Sometimes his neurons want something, they want to move in a particular way, rubbing up against each other like muscle cells. They want to dart out to talk to someone. But if he doesn't want to do it, they halt all his movement until he does. It's as if all the linkages of the cortex are in place, but without them being in sync with the emotional, motivational part of the brain. Usually these bits grow in parallel. Here the cortex is mature, subtle, but the motives are childlike and the "conscious" bit. There is a clash.
And this is kind of what we're all like. We can't help but to respond in certain ways to faces. Our face intelligence has responses that are wired in, and it just wants to do them. But we don't necessarily follow why. We can't cope if we resist it.

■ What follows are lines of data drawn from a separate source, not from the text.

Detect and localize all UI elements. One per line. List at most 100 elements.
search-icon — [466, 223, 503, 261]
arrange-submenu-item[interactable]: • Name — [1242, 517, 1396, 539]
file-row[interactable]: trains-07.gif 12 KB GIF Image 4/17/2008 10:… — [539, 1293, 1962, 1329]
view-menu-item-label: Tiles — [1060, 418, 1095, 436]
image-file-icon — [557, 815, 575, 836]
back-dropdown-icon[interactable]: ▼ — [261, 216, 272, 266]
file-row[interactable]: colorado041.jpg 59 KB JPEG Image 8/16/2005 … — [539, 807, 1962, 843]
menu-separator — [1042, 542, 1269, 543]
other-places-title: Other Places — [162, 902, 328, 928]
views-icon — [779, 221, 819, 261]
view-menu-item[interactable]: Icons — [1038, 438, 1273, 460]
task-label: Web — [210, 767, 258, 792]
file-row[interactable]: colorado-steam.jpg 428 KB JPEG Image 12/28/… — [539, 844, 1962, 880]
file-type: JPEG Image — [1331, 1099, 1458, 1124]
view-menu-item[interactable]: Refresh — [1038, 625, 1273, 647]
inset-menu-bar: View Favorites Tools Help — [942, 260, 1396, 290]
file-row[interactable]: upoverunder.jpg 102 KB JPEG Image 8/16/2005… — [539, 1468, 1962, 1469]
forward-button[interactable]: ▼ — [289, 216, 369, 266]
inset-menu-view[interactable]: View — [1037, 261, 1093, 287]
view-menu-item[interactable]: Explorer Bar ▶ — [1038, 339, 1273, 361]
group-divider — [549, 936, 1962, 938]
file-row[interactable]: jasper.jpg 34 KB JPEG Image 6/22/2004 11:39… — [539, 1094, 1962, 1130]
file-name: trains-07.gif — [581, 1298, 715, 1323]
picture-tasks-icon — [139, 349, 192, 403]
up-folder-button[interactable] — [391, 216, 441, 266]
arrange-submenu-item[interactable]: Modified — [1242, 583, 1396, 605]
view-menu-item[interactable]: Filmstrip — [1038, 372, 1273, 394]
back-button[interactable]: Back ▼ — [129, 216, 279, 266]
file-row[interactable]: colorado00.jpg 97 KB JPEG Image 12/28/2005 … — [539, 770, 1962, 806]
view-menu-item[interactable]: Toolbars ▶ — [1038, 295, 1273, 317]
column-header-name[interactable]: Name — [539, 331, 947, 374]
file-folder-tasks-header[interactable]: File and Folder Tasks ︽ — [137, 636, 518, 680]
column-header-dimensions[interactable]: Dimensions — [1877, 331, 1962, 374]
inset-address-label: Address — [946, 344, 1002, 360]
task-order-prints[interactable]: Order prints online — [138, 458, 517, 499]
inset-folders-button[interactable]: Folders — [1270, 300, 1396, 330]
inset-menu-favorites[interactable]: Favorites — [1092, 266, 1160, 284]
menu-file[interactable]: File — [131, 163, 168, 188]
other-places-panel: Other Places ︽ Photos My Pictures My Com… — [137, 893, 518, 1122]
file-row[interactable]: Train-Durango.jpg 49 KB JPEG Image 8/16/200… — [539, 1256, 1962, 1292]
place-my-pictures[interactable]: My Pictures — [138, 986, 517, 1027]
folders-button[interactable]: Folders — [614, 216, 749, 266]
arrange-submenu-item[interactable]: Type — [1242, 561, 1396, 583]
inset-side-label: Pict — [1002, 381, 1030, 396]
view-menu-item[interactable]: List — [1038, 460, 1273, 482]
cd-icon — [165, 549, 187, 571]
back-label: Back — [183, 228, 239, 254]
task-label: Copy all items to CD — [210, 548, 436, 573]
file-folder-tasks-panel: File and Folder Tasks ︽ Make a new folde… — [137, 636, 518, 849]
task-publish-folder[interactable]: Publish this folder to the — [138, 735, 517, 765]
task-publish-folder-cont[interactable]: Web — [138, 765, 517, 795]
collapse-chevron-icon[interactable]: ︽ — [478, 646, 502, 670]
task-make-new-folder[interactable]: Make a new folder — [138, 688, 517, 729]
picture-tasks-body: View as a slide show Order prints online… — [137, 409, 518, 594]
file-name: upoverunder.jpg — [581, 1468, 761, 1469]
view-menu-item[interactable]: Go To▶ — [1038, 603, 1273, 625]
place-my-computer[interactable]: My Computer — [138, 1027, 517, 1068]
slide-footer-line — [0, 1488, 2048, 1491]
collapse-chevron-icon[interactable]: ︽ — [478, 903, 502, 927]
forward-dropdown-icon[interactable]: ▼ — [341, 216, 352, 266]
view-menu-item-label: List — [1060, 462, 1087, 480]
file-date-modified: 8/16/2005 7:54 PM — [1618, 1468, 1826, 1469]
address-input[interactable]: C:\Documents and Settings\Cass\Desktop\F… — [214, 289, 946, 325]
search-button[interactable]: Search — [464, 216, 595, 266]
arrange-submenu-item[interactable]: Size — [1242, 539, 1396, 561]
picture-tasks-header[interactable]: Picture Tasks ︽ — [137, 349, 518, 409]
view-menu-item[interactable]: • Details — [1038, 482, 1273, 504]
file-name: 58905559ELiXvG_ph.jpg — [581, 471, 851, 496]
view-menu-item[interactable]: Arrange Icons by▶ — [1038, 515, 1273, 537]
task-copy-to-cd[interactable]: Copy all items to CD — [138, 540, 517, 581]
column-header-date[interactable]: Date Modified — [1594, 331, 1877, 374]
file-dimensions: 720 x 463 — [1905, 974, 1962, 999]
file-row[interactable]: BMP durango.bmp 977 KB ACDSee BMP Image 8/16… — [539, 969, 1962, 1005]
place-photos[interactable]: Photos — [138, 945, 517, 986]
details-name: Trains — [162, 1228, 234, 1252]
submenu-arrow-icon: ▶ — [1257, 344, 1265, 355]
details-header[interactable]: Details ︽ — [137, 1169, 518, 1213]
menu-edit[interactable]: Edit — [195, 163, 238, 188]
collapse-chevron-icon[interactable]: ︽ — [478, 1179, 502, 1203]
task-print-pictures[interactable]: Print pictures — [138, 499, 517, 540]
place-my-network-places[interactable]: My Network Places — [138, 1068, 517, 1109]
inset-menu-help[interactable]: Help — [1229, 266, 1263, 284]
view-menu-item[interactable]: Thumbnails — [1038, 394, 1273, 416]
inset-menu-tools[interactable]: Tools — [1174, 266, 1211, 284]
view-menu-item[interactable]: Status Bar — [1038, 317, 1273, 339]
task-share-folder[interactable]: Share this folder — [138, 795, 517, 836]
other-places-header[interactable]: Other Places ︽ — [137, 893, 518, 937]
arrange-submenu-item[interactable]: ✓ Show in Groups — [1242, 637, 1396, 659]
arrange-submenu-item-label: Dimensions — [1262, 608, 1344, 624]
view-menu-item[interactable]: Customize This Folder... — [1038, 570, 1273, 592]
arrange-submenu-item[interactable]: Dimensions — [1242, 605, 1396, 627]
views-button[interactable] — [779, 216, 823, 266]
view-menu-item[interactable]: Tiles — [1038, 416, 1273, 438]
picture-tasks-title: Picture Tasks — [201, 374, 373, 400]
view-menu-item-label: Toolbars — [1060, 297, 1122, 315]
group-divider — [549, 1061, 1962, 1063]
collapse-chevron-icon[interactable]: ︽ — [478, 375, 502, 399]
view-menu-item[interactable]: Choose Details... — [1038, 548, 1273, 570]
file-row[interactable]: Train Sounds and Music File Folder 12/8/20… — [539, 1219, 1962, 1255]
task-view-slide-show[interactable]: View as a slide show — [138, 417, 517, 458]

Imagine you always have tea when you get up. The pattern: walk left into the kitchen, move to switch on the kettle. It's all well and good to perform these actions in response to the alarm clock if that's what happens every day. And every day we believe we're in control, that we get up when we hear the alarm and go downstairs and turn left and switch on the kettle. But it's become hardwired: the alarm clock controls the kettle. We never notice, because the hardwiring is in the context of our life. Our life changes gradually, and the hardwiring too.
Put these hardwired actions in the context of a different life, and they're out of place: We perform, but the performance is mysterious, without motive. The performance of the face intelligence, of evolutionary intelligence, of an adult is subtle. Mostly we are motivated to do the same, so we never notice we're not in control, but sometimes we're not motivated yet the performance wants to happen anyway.
Programming languages have very few differentiated constructs. They calcify common patterns. The while loop tames the goto, fixing the if-then-goto pattern. While while is the human use of goto, foreach is the human use of variables. Foreach sees the possibility of writing the same code and, by changing the values, applying it to a number of variables. These two take a latent possibility and turns it into a pattern which is comprehendible to reduce the amount of code written. What others are there?
Numbers are quantities. Algebra abstracts away from numbers: variables carry pointers to numbers. Code abstracts once more: variables carry pointers to code, that which can be run to produce more code, or more pointers, or more numbers. What's the next level?
It's no use asking what an object is, you have to ask what it does. The code cannot guarantee the data has total integrity unless the data store and the code comprise a self-contained, unbreakable system (they never do). Asking what the object is an instance of is prone to breakage. Use duck typing. Assume the minimum about the data of the object for any given operation. Try it. If it doesn't work, that's fine. Do more if there's more data present. Operate by binding, not by pointing. Data lookups are different with binding: you need to express not a type, but a possibility, and ask the datastore what could work with that. Limits are set by inflection points of possibilities of binding, not by categorisation by properties. A flirting glance for code; a runtime implicature.